Here, perhaps taking a title from the 1946 Jean Negulesco movie (or from the pairing ‘Grotesque/humorous’ in the poem itself), Plath begins with the startling phrase quoted above, undoing the sentiment with a careful juxtaposition of ‘the voices downstairs / Discussing the latest bargains at Filene’s’ with ‘The sudden hissing of wind / Like a jet of steam in the treetops’. (For the significance of the store Filene’s, especially in relation to Plath’s mother Aurelia, see Clark, Red Comet, Ch. 4.)
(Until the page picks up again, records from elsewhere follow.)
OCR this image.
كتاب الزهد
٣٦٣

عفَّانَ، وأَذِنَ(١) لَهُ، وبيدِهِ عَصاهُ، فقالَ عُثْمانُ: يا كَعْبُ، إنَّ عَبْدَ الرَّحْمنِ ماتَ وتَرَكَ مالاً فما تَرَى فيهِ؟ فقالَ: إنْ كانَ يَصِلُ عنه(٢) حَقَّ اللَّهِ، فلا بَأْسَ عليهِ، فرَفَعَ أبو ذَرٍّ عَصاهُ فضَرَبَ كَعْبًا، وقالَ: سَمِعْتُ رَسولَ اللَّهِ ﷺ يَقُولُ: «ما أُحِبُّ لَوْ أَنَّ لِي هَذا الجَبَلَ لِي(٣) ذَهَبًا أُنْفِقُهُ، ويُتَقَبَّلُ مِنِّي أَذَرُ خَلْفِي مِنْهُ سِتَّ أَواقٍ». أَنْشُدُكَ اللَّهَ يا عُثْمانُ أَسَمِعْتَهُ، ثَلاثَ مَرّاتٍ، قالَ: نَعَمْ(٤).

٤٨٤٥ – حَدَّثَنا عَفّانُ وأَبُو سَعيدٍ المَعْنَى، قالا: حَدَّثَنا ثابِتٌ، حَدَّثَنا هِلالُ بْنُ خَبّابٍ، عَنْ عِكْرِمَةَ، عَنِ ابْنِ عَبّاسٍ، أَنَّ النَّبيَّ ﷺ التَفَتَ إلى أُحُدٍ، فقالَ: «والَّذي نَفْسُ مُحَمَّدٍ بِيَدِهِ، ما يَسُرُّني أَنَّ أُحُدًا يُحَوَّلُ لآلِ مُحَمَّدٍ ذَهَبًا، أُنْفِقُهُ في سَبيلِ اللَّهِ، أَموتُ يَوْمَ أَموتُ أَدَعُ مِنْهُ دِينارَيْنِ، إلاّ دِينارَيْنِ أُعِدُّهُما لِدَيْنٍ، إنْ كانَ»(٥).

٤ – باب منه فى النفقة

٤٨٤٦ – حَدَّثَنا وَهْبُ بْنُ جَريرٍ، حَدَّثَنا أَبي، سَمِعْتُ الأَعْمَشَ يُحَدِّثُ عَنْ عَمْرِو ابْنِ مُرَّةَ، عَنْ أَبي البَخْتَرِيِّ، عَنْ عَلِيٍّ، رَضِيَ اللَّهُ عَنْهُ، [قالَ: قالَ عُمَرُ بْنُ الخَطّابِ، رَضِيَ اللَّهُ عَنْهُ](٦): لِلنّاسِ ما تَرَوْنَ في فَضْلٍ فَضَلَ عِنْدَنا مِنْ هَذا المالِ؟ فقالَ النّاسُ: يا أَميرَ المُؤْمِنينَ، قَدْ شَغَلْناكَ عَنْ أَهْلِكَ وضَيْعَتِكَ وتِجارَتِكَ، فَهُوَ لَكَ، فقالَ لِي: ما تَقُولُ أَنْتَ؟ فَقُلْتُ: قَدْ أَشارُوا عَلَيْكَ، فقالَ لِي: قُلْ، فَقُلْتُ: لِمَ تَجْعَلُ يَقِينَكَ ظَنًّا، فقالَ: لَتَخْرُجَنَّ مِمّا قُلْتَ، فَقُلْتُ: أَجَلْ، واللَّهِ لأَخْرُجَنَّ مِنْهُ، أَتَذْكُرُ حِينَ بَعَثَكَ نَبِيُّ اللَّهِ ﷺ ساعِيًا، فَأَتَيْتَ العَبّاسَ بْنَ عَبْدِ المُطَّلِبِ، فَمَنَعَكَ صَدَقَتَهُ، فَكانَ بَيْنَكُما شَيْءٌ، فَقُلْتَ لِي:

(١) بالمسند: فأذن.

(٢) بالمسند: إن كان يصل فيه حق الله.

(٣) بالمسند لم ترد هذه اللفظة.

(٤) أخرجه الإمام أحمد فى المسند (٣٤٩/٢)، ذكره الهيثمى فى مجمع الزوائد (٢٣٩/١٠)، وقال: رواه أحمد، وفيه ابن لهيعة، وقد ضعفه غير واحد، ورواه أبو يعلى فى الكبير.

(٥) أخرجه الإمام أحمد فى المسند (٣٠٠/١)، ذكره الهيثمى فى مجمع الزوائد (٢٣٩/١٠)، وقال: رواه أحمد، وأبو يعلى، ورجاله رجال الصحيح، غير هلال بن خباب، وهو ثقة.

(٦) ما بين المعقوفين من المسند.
Like her first ‘confessional’ poem, ‘I thought that I could not be hurt...’, ‘Humoresque’ ends with a bracketed section that comments on what has gone before: ‘(Yet all the while, / Amid the shrieking fury, / The voices downstairs / Squeaked and jabbered senselessly: / Grotesque and humorous / As hollow reeds / Piping shrill in the / Teeth of a / Cyclone.)’
Plath’s seriousness and sense of self is evident in the presentation of the poem: Plath scholar Karen Kukil believes this set of typed poems were prepared in 1949, clearly representing a ‘selected poems’ to that date.
Near fine condition: 5mm closed tear to the top edge.
Provenance: Sotheby’s, New York, 6 April 1982; Bonham’s, London, 16 March 2006.
References: Steinberg, ‘Numbering Sylvia Plath’s Poems’, No. 108; Plath, Collected Poems, p. 340 (citation only); Edward Butscher Collection of papers on Sylvia Plath, Smith College (photocopy only); Plath MSS, Lilly Library, Indiana (two typescript copies).